I've been a Bitch subscriber for quite some time, and this article, contrary to all the ones I've read before, put me back in the closet for a moment, even despite the other perspectives put forward in the comments section by fellow FA's. The first half of the article on feeder theory was really thought-provoking and interesting! However, the latter half was a misconstrued generalization on feeder culture which was personally demoralizing and offensive. I'm just disappointed that a magazine I used to find so empowering would put me right back in that place of fear Bitch so opposes.
I would also like to note, the fat-porn I consume is in the form of written stories or drawings. The fantasy of weight-gain, to me, is more arousing than the reality. Hence why my fiancé remains at a healthy weight (225) while I still get my jollies from his (modest) jelly rolls.

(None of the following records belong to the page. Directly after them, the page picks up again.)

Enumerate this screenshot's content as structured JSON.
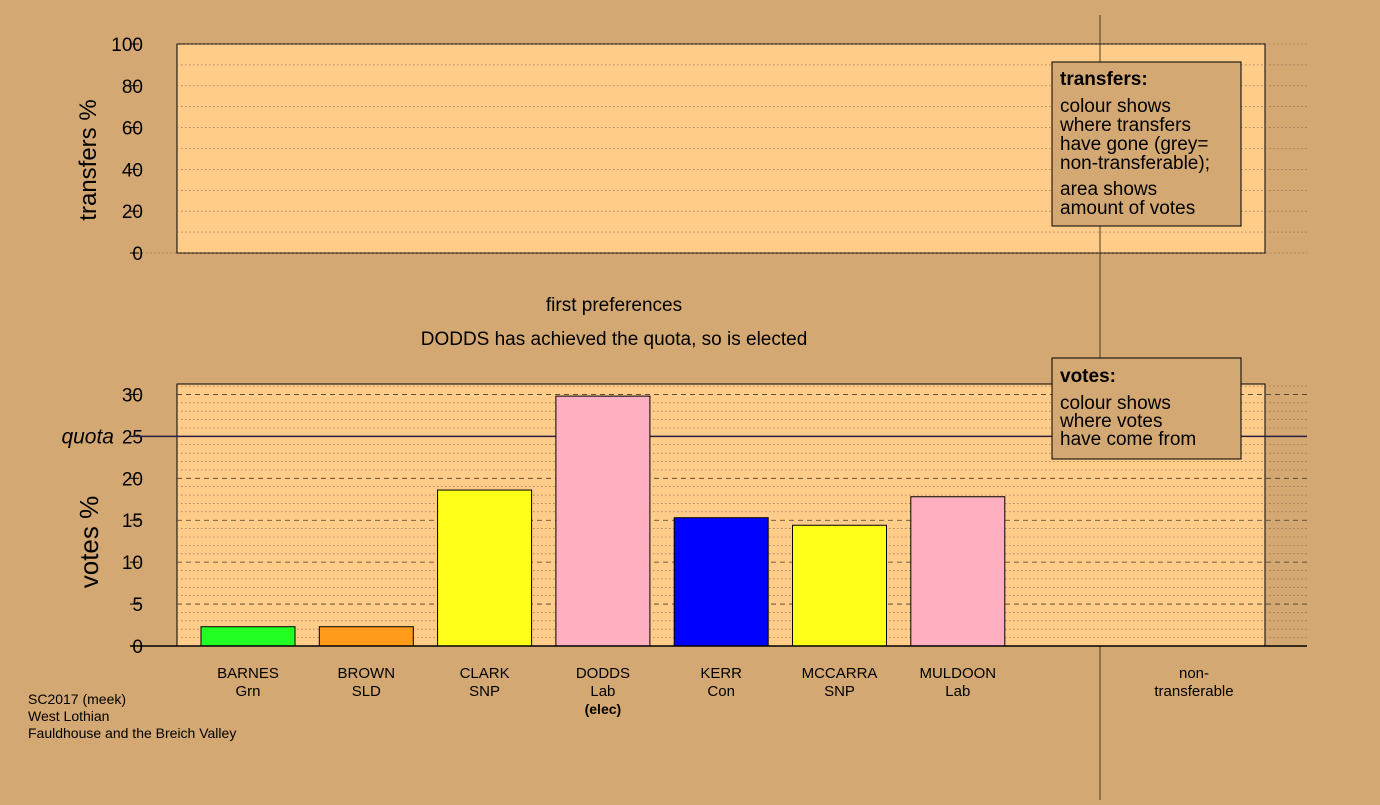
{
  "chart_data": [
    {
      "type": "bar",
      "title": "first preferences",
      "subtitle": "DODDS has achieved the quota, so is elected",
      "ylabel": "votes %",
      "ylim": [
        0,
        31
      ],
      "yticks": [
        0,
        5,
        10,
        15,
        20,
        25,
        30
      ],
      "quota": {
        "label": "quota",
        "value": 25
      },
      "categories": [
        {
          "name": "BARNES",
          "party": "Grn",
          "note": "",
          "value": 2.3,
          "color": "#22ff22"
        },
        {
          "name": "BROWN",
          "party": "SLD",
          "note": "",
          "value": 2.3,
          "color": "#ff9a1a"
        },
        {
          "name": "CLARK",
          "party": "SNP",
          "note": "",
          "value": 18.6,
          "color": "#ffff1a"
        },
        {
          "name": "DODDS",
          "party": "Lab",
          "note": "(elec)",
          "value": 29.8,
          "color": "#ffb0c0"
        },
        {
          "name": "KERR",
          "party": "Con",
          "note": "",
          "value": 15.3,
          "color": "#0000ff"
        },
        {
          "name": "MCCARRA",
          "party": "SNP",
          "note": "",
          "value": 14.4,
          "color": "#ffff1a"
        },
        {
          "name": "MULDOON",
          "party": "Lab",
          "note": "",
          "value": 17.8,
          "color": "#ffb0c0"
        }
      ],
      "extra_category": {
        "line1": "non-",
        "line2": "transferable"
      },
      "legend": {
        "title": "votes:",
        "lines": [
          "colour shows",
          "where votes",
          "have come from"
        ]
      }
    },
    {
      "type": "bar",
      "ylabel": "transfers %",
      "ylim": [
        0,
        100
      ],
      "yticks": [
        0,
        20,
        40,
        60,
        80,
        100
      ],
      "values": [],
      "legend": {
        "title": "transfers:",
        "lines1": [
          "colour shows",
          "where transfers",
          "have gone (grey=",
          "non-transferable);"
        ],
        "lines2": [
          "area shows",
          "amount of votes"
        ]
      }
    }
  ],
  "caption": {
    "line1": "SC2017 (meek)",
    "line2": "West Lothian",
    "line3": "Fauldhouse and the Breich Valley"
  },
  "colors": {
    "background": "#d4a872",
    "plot_area": "#ffcc8a",
    "legend_box": "#d4a872"
  }
}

Another fun fact, he usually initiates 9/10 feeding scenarios with me because I'm still sheepish when it comes to feeding him, and he loves to turn me on. How is this non-consensual, unhealthy, exploitative, or anti-feminist? As with any fetish, each person has their own way of acting out a certain sexual desire, so please do not paint us all as creepy, patriarchal, force-feeding monsters out to exploit and kill innocent women by making them obese. Obviously, there is more than one way to be a feeder or to enjoy feeder porn.
Also, just remember, if you are offended, then obviously its not for you, acknowledge, and move on. I'm horrified by the fact some get off on gagging young women like myself, but I can't hold it against those gaggers out there. Human sexuality and domination in sex are strange indeed. Honestly, I wish there were a better forum for discussion about the feminist-or-not aspects of this fetish, versus moral implications of obesity and domination, but unfortunately this comments section has not worked well for that.
All in all, I think everyone should just take a chill pill. Also, I think Bitch should post another article, perhaps a point/counter-point, on this issue in the future now that the dust has settled. Then again, the politics of fat are still very polarizing, so perhaps everyone should ultimately mind their own business when it comes to what goes on behind closed doors, even if it is all over the net.
I am a male feedee and was
Anonymous replied on
I am a male feedee and was kinda bothered by this article's many misconceptions, but among them that only women are feedees and only men are feeders. I'm glad to see an FFA speak up and I hope Bitch Magazine's taken a more nuanced view of a VERY complicated sexual scene since this article's publication.